もう限界なのか、小人が苦しそうな表情で地面に寝転がる。
眉間の中央にしわを寄せて、小人が胸元を押さえていた。
えっと……名前、名前、名前……。
パッと頭が浮かんだのは、前にハマった異世界転生のライトノベルに登場するヒロイン。
巨乳のダークエルフで、小悪魔系の美少女で、たしか名前は……。
「ミリア……。とか、どうかな?」
すると、さっきまで苦しみもがいていた小人が、ムクリと起き上がる。
「ああ、ありがとうございます。ミリアですね。素晴らしい名前です、マスター。契約が成立したので、痛みも一瞬で回復しました」
痛みが消えたらしく、爽やかな笑みを浮かべた小人。
ミリアで良いのか?
とりあえず、契約は成立したらしいけど――
「ゴギュッ!?」
「……え?」
いきなり十六夜が、ゴブリンを殴り倒した。
「どうして、私ではなく。あなたが選ばれたのですか?」
倒れたゴブリンの顔を踏み潰す女子中学生。
恨みがましい殺気立った黒い瞳が、俺を睨みつける。
ヒィイイイイ。
なんか知らんけど、十六夜がメチャクチャにキレてる!
いや別に、俺は迷宮士になりたかったわけじゃないけど。
なんか、小人の女の子が苦しんでたから……。
「あなたは知らないかもしれないけど。迷宮士の契約は、引き継ぐことができるのよ」
……え?
そうなんだ。
契約って引き継げるんだ。
「ゴブリン一体も倒せない男が、もっと恐ろしいモンスターが沢山いる迷宮に入れるのですか?」
それは無理。
プロの迷宮探索者を目指してないし、こんな怖い思いをまたしたくないので、譲れるモノなら譲りたい。

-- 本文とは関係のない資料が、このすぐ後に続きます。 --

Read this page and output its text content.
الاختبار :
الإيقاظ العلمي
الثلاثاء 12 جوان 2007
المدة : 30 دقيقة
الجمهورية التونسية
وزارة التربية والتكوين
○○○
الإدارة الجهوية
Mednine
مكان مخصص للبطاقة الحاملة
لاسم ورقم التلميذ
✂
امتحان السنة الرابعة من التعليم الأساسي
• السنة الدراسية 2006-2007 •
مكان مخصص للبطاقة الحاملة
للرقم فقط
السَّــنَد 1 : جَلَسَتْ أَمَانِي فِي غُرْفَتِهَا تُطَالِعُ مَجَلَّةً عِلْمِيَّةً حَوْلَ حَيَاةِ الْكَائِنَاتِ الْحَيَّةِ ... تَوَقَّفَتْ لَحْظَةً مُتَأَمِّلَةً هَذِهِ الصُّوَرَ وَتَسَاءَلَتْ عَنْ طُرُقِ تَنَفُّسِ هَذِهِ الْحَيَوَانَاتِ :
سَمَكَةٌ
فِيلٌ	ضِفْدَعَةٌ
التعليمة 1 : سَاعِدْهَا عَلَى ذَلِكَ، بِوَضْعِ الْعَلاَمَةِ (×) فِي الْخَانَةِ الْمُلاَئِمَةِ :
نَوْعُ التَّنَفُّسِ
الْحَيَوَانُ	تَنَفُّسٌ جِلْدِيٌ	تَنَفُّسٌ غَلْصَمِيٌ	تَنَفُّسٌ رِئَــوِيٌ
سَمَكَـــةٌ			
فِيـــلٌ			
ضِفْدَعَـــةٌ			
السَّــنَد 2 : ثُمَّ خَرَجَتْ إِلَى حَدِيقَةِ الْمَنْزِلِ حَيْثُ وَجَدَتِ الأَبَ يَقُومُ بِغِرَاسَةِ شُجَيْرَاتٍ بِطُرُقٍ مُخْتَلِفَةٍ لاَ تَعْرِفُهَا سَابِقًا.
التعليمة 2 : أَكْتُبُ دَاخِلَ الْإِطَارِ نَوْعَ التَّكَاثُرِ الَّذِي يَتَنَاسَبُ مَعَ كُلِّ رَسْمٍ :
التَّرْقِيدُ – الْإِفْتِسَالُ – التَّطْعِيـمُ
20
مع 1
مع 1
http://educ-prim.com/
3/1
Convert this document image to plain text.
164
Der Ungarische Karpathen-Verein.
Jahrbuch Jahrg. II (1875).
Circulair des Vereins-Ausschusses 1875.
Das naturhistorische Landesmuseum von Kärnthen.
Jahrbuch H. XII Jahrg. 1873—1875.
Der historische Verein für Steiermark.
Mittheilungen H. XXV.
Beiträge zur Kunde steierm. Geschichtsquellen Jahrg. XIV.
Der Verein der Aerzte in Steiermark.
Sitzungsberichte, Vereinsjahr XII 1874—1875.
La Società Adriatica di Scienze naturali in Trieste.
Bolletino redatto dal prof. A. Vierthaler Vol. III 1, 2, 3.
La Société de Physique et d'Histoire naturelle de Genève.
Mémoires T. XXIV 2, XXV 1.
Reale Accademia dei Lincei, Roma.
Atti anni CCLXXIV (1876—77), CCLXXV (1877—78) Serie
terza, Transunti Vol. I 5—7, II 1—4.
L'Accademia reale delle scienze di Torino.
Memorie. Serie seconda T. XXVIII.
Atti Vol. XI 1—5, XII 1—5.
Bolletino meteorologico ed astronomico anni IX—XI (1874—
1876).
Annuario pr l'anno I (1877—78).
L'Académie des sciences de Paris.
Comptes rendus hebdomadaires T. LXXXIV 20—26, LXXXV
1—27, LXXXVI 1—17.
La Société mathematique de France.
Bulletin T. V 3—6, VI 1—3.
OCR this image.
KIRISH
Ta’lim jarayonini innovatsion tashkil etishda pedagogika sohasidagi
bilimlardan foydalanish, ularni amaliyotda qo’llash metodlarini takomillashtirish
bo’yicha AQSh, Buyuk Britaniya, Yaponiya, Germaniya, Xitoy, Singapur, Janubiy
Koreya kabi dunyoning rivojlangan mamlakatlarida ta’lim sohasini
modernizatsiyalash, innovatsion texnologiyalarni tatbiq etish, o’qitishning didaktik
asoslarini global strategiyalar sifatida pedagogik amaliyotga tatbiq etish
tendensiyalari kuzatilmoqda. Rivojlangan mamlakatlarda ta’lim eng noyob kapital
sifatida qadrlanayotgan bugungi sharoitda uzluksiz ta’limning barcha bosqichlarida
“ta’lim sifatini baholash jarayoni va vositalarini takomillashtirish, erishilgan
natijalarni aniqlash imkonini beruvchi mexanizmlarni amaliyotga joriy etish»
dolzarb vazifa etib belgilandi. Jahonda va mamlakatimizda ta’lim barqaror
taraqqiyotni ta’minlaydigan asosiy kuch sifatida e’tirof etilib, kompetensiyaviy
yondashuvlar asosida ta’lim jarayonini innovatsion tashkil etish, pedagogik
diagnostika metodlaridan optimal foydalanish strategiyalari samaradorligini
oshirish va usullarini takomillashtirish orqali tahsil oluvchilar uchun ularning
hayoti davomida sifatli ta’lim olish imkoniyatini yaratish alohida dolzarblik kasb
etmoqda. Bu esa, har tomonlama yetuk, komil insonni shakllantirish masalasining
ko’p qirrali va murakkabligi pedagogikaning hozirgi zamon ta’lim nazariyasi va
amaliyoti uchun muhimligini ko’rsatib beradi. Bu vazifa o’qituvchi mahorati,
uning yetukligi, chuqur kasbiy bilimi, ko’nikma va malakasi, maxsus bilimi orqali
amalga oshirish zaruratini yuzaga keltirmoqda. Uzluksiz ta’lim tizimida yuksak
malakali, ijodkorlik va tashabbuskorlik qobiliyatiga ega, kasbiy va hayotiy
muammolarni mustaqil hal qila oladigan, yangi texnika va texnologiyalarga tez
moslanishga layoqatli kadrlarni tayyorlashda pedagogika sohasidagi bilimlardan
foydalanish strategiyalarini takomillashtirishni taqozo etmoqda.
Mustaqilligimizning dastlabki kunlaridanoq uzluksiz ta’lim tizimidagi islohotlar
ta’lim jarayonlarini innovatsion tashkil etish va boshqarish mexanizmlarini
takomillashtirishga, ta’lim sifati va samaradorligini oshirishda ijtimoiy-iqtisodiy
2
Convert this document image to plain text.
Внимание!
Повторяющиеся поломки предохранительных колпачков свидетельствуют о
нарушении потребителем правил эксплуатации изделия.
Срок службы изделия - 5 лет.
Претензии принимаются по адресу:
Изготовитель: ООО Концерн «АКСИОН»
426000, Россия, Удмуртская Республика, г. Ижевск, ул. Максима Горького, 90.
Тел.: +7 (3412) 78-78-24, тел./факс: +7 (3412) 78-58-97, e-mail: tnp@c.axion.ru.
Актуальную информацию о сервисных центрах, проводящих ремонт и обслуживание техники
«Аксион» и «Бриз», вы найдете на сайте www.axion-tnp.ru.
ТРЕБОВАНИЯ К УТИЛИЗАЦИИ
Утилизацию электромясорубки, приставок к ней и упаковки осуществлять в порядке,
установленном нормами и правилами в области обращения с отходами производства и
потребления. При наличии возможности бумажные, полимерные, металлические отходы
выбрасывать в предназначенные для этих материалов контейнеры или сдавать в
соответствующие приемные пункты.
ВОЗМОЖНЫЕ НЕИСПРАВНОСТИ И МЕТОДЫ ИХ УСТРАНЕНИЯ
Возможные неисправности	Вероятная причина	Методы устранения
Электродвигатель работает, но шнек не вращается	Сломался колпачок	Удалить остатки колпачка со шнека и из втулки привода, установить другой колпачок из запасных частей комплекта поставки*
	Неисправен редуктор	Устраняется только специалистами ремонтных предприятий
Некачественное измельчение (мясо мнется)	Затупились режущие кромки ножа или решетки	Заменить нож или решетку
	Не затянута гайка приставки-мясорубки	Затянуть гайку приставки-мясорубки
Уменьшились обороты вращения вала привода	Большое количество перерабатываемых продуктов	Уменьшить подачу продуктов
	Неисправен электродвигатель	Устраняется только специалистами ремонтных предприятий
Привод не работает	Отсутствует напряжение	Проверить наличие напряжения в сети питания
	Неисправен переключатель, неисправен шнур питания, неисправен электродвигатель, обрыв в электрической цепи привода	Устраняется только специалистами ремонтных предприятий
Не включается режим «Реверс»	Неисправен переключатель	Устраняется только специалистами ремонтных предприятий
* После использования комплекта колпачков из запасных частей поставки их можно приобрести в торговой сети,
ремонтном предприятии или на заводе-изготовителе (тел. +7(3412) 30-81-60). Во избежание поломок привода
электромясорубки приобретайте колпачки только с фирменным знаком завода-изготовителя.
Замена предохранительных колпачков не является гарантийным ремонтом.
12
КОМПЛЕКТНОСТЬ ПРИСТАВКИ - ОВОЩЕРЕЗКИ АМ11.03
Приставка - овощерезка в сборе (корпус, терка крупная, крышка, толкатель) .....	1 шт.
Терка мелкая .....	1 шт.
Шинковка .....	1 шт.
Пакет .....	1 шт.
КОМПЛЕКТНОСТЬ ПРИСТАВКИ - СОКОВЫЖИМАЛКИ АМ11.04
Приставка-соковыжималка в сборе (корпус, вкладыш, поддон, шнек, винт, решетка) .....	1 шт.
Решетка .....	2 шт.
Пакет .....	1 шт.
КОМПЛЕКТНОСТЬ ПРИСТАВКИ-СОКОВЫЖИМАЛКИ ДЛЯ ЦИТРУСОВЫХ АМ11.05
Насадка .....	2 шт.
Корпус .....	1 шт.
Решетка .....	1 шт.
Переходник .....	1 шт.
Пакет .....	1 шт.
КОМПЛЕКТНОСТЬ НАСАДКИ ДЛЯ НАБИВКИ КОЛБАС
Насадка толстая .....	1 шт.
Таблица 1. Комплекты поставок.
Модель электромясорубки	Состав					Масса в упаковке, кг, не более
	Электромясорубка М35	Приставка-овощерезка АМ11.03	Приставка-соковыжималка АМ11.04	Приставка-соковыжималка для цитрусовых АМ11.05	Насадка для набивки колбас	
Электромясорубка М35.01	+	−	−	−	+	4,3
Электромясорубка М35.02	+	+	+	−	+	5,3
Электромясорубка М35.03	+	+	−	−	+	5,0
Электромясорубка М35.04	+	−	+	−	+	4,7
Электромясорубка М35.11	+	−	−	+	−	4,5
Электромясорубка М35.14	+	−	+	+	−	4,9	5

「それなら私に、契約を譲りなさい。私なら迷宮士としても」
「それは無理ですよ、お嬢ちゃん。あなたの想像してる条件では、ユウトの契約は引き継げませんよー」
「……え?」
十六夜との会話を遮る声に反応して、俺は振り返る。
そこには小人ではなく、俺が先日読んだライトノベルのヒロインを登場させたような、美しいダークエルフの少女が立っていた。
褐色肌の巨乳に、小悪魔系の笑顔……では、なく。
「お嬢ちゃんの望みが叶うまで、あと一歩でしたね。でも、私の勝ちー。ゲヒャヒャヒャヒャ!」
三日月に歪めた口から漏れた、悪意ある笑いが迷宮に木霊した。